Four ends!” she said; “oh, is it as bad as that?  He has to support—­somebody?”

He said, “Yes; so long as you have guessed.  Mary, I really must have a smoke.”

“Why am I so weak-minded as to give in to you!” she sighed; then handed him the cigar box, and scratched a match for him; he held her wrist—­the sputtering match in her fingers—­lighted the cigar, blew out the match, and kissed her hand.

“You are a snooper and a porcupine about tobacco; but otherwise quite a nice woman,” he said.

CHAPTER XX

When Edith’s Easter vacation was over, and she went back to Mercer, she was followed by a letter from Mrs. Houghton to Eleanor, explaining the plan for the school dormitory the following winter.  But there was another letter, to Maurice, addressed (discreetly) to his office.  It was from Henry Houghton, and it was to the effect that if any “unexpected expenses” came along, and Maurice felt strapped because of the cessation of Edith’s board, he must let Mr.
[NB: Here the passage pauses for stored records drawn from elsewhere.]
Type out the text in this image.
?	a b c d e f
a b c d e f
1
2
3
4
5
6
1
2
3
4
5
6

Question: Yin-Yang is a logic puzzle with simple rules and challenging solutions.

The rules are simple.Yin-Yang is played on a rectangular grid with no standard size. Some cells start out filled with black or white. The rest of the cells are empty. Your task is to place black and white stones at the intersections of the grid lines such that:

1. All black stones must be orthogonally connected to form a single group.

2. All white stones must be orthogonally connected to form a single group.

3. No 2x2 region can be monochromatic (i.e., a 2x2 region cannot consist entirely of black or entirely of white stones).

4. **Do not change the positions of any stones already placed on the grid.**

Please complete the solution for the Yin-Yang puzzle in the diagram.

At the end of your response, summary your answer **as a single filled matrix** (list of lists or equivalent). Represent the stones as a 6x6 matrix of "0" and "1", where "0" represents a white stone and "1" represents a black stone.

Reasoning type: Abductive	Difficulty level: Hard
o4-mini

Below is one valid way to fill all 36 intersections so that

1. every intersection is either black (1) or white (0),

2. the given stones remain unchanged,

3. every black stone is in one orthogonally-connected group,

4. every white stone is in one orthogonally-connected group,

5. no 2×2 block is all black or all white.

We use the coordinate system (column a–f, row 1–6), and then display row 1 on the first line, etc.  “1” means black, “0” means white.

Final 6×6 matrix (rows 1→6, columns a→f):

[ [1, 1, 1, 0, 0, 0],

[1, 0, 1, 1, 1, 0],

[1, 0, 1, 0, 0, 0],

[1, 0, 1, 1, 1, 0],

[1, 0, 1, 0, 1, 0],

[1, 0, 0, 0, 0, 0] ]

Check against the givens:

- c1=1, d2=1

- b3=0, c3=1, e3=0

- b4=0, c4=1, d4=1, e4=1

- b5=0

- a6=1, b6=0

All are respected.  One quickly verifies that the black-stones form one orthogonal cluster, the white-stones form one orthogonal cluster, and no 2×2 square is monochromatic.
Houghton know; then a suggestion as to realizing on certain securities.

“That’s considerate in him,” Eleanor said; “but I don’t know what ‘unexpected expenses’ we could have?”

It was a chilly April day.  Maurice happened to be laid up home with a sore throat; Eleanor, searching for a cook, had stopped at his office for a lease he wanted to see, and brought back with her some mail she found on his desk.